One of the main strengths of BigFix is its ability to determine which targets the content applies to, in other words, which computers need that content. This is accomplished using Relevance expressions. Relevance expressions are part of the content definition and their scope is to interrogate the hardware and software properties of your managed clients to ensure that a patch or a maintenance activity, for example, is applied to only those computers that need it, and to no others.

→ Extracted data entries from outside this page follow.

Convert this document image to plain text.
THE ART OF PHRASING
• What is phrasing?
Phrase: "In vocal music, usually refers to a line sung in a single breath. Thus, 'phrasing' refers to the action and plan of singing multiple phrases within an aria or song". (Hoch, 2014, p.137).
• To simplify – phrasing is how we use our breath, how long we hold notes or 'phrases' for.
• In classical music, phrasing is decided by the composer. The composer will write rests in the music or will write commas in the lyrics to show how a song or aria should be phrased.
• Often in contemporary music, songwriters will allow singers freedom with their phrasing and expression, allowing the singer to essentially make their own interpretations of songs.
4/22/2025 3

When you define a content, you specify in the Applicable Computer tab a set of computers that can be targets for that content. Relevance evaluation narrows down this set of computers and selects only those computers that really must apply that content.
- Relevant action
- It represents a violation to be remediated by running the instructions stated in the action description using the Action script language. Actions incorporate relevance clauses that can be customized at run time in the Take Action dialog.
- Relevant Fixlet
- It means that the computer is out-of-compliance with a policy
rule. When the Fixlet is relevant, the actions that are contained
in the Fixlet definition can be run to remediate the issue. After
the actions run, the relevance is evaluated again to check if the
vulnerability is fixed.
For example, a Fixlet can be used to install Symantec Endpoint Protection. This Fixlet is relevant for those computers where Symantec Endpoint Protection is not installed. After the Fixlet is installed on all the relevant computers, it is no longer marked as relevant. If, later, Symantec Endpoint Protection is uninstalled on one or more computers specified in the Applicable Computers tab, the Fixlet is marked as relevant again.
- Relevant task
- It indicates that the computer has a violation of a configuration
standard or requirement or it must run maintenance activities.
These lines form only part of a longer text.